Question number three: What planet are these brakes from and do they have a website? Initial bite from the sintered pads is severe but the calibration is, for lack of a better word, perfect. More squeeze on the radial-pull lever equals more stopping force, with zero fade and absolute predictability. Also, because the fork is so stiff, the bike behaved impeccably while trail braking. It didn’t become twitchy or nervous as bikes often do when the fork compresses and trail decreases—it simply dug in and turned like an apex-seeking missile.
Because the firm fork also reduces dive there is huge potential for braking before the rear wheel lifts off the ground. I tried to use the massive Brembo calipers to their full potential, but still couldn’t talk myself into braking late enough at the end of the 170-mph front straightaway. Even when slowing down too much for Turn 1, data readouts showed me later that Hayes actually squeezes the lever about 20% harder in the same braking zone. I’m amazed his face is still attached to the front of his skull.
In fact, insane braking forces have not dulled Hayes one bit, and if results are anything to go by he is sharper than ever. It doesn’t take much time talking to him to realize why the R1 has turned into such a potent weapon.
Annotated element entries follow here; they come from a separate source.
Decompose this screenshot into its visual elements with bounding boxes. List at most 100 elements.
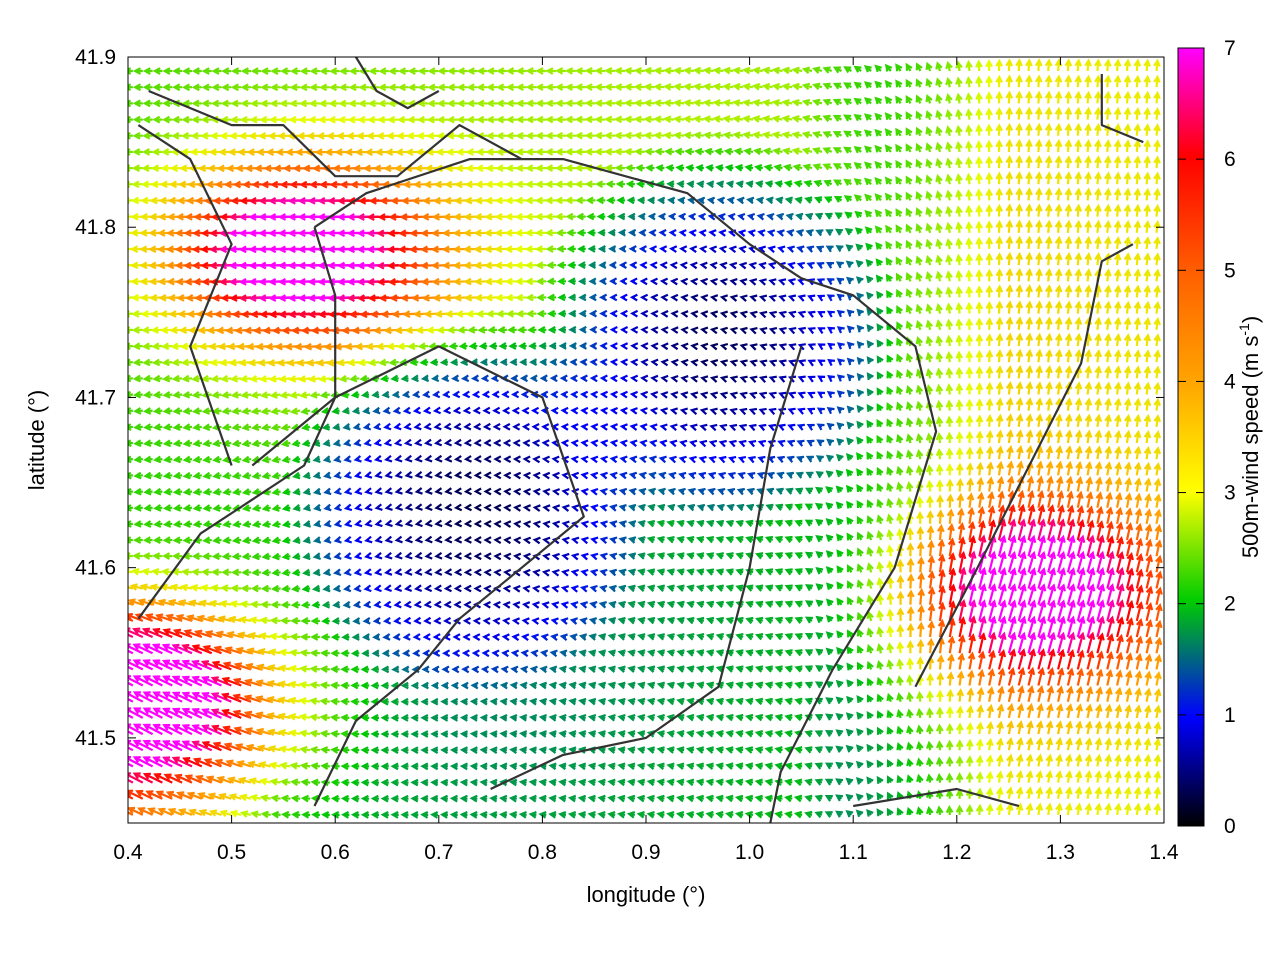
- wind-vector: [1134, 507, 1143, 525]
- wind-vector: [162, 707, 183, 719]
- wind-vector: [1134, 687, 1142, 702]
- wind-vector: [568, 778, 577, 787]
- wind-vector: [986, 703, 995, 719]
- wind-vector: [142, 739, 163, 752]
- wind-vector: [656, 568, 665, 576]
- wind-vector: [676, 762, 685, 770]
- wind-vector: [587, 697, 597, 706]
- wind-vector: [686, 665, 695, 673]
- wind-vector: [1145, 569, 1154, 589]
- wind-vector: [129, 583, 144, 591]
- wind-vector: [444, 552, 453, 560]
- wind-vector: [360, 730, 370, 738]
- wind-vector: [489, 778, 498, 787]
- wind-vector: [400, 811, 409, 819]
- wind-vector: [958, 616, 967, 638]
- wind-vector: [705, 552, 715, 560]
- wind-vector: [725, 616, 734, 625]
- wind-vector: [199, 584, 212, 592]
- wind-vector: [715, 552, 724, 560]
- wind-vector: [927, 620, 936, 638]
- wind-vector: [835, 794, 844, 802]
- wind-vector: [607, 746, 616, 754]
- wind-vector: [968, 550, 977, 573]
- wind-vector: [976, 704, 985, 719]
- wind-vector: [321, 600, 331, 609]
- wind-vector: [350, 746, 360, 754]
- wind-vector: [539, 665, 548, 674]
- wind-vector: [627, 746, 636, 754]
- wind-vector: [509, 697, 518, 706]
- wind-vector: [459, 746, 468, 755]
- wind-vector: [363, 584, 372, 593]
- wind-vector: [509, 681, 518, 690]
- wind-vector: [529, 665, 538, 674]
- wind-vector: [1143, 786, 1152, 799]
- wind-vector: [996, 753, 1004, 767]
- wind-vector: [343, 519, 353, 528]
- wind-vector: [866, 808, 874, 817]
- wind-vector: [450, 714, 459, 722]
- wind-vector: [210, 676, 232, 687]
- wind-vector: [261, 536, 271, 545]
- wind-vector: [511, 633, 520, 642]
- wind-vector: [1084, 802, 1093, 816]
- wind-vector: [289, 762, 301, 770]
- wind-vector: [558, 713, 567, 722]
- wind-vector: [538, 681, 548, 690]
- wind-vector: [696, 616, 705, 625]
- wind-vector: [876, 609, 884, 622]
- wind-vector: [400, 794, 409, 803]
- wind-vector: [541, 585, 550, 593]
- wind-vector: [186, 791, 203, 800]
- wind-vector: [384, 535, 393, 544]
- wind-vector: [403, 616, 412, 625]
- wind-vector: [479, 713, 488, 722]
- wind-vector: [978, 650, 986, 670]
- wind-vector: [804, 584, 813, 592]
- wind-vector: [1065, 703, 1074, 719]
- wind-vector: [607, 778, 616, 787]
- wind-vector: [472, 633, 481, 641]
- wind-vector: [824, 811, 833, 818]
- wind-vector: [191, 724, 213, 736]
- wind-vector: [958, 634, 966, 654]
- wind-vector: [440, 714, 449, 722]
- wind-vector: [162, 520, 173, 528]
- wind-vector: [302, 552, 311, 561]
- wind-vector: [443, 616, 452, 625]
- wind-vector: [567, 810, 577, 819]
- wind-vector: [846, 580, 854, 590]
- wind-vector: [352, 617, 361, 625]
- wind-vector: [745, 681, 754, 689]
- wind-vector: [463, 519, 472, 528]
- wind-vector: [958, 536, 966, 557]
- wind-vector: [299, 745, 311, 754]
- wind-vector: [499, 681, 509, 690]
- wind-vector: [451, 665, 460, 674]
- wind-vector: [548, 713, 557, 722]
- wind-vector: [1096, 599, 1106, 622]
- wind-vector: [977, 505, 986, 525]
- wind-vector: [937, 538, 946, 557]
- wind-vector: [947, 653, 955, 670]
- wind-vector: [333, 536, 342, 544]
- wind-vector: [513, 552, 522, 561]
- wind-vector: [528, 794, 537, 803]
- wind-vector: [1116, 599, 1125, 622]
- wind-vector: [233, 662, 252, 671]
- wind-vector: [607, 697, 616, 706]
- wind-vector: [568, 762, 577, 771]
- wind-vector: [510, 649, 520, 658]
- wind-vector: [845, 761, 854, 769]
- wind-vector: [250, 810, 262, 818]
- wind-vector: [299, 633, 311, 641]
- wind-vector: [725, 762, 734, 770]
- wind-vector: [499, 730, 508, 738]
- wind-vector: [1017, 599, 1027, 622]
- wind-vector: [329, 713, 340, 722]
- wind-vector: [538, 713, 547, 722]
- wind-vector: [886, 575, 895, 589]
- wind-vector: [845, 712, 854, 720]
- wind-vector: [449, 794, 458, 803]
Beyond his obvious talent, he is a tremendously cerebral rider, with a precise memory and an unending drive to improve both himself and the bike.
Hayes joined Yamaha in 2009, the same year that the crossplane crankshaft design debuted in the YZF-R1, and in his first season he won seven races, finishing runner-up in the championship. Since then he has proceeded to stamp his name on AMA Superbike history with three consecutive championships and a total of race wins second only to Mat Mladin on the all-time list. Rome was not built in a day, as the saying goes, and so it is with this Graves R1. The bike is the product of countless hours of work. Pushing to the limits of the machine and rider, with endless fiddling—all documented—makes that limit both higher and more attainable.
Hayes’ first impression of the 2009 R1 was not all positive, but the finer points are not lost on him even now. “Having that amazing connection between your hand and the rear wheel” he says, “that stood out the most to me about the R1 and was probably my favorite thing when I first got on it.” Four years later he is still adamant that the same feel and precision not only be incorporated but also improved in his current bike.
He is an extremely efficient filter, then, maintaining the best aspects of the bike and letting engineering that is detrimental to success simply come and go. However, he is big enough to know that it’s not a one-way street. “I had to adapt myself a lot to the machine and adapt the bike to me a little,” Hayes remembers, “and through that learning process I’ve gotten to a place that feels like home.” A home adorned with three Superbike titles. Comfy.
The core of Hayes’ “home” dates back to January of 2004, when the Yamaha team first took to the track publicly with its new crossplane “growler” engine at the MotoGP test in Sepang, Malaysia. Nearly 10 years ago now, and oh what hell the crossplane design hath wreaked upon the competition. Five MotoGP championships, two British Superbike championships, a World Superbike title, and now three consecutive AMA Pro Superbike championships in the hands of Josh Hayes.